Hey head over to the nwiblogs site, I found a list method for voting for the blogs in NW Indiana. I grabbed it on squidoo, and it’s pretty easy to slam on a blog, I think anyone can grab it and use it actually.
Hi Steve,
I think recessions are self-fulfilling prophecies. If you repeat it enough, money managers will tighten up the money available to businesses so that they’ll have to lay off people and cut back on spending.
I’ll have to check out the new listing method for the NWI Blogs. Anything that can be done to help get some publicity for the Region’s bloggers is a good thing.
Well, the last recession supposedly started in March of ‘01, just AFTER Dubya took office.

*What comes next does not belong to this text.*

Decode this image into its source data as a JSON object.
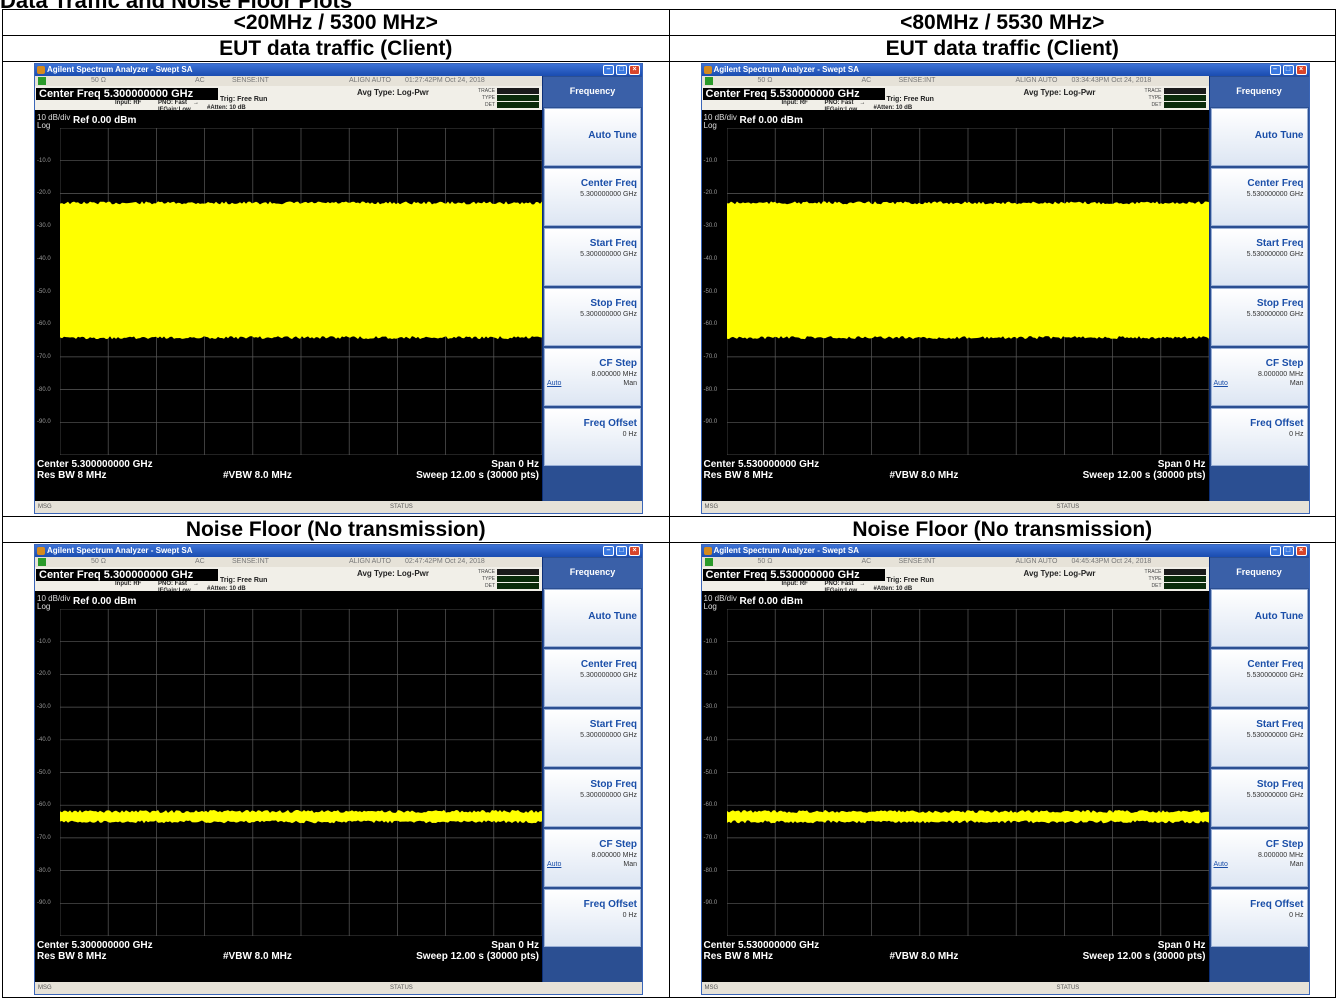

Of course, the NASDAQ peaked in March of ‘00. I’d say that the recession truly started in 2000.
It may not be all that much of stretch. Elections bring a lot of uncertainty. If Hillary or Obama become president, taxes are going up. That can’t be good for some people, and in anticipation of that, they hold off on spending and risky investments.
Hi Buzz,
You might be right. The downturns — the economy pulling back — always seems to happen when it is perceived that major changes are coming.
Of course, nothing ever stays down and it always seems that we do better than ever after a downturn! Buy low and sell high — when the economy goes down, that’s just a buying opportunity.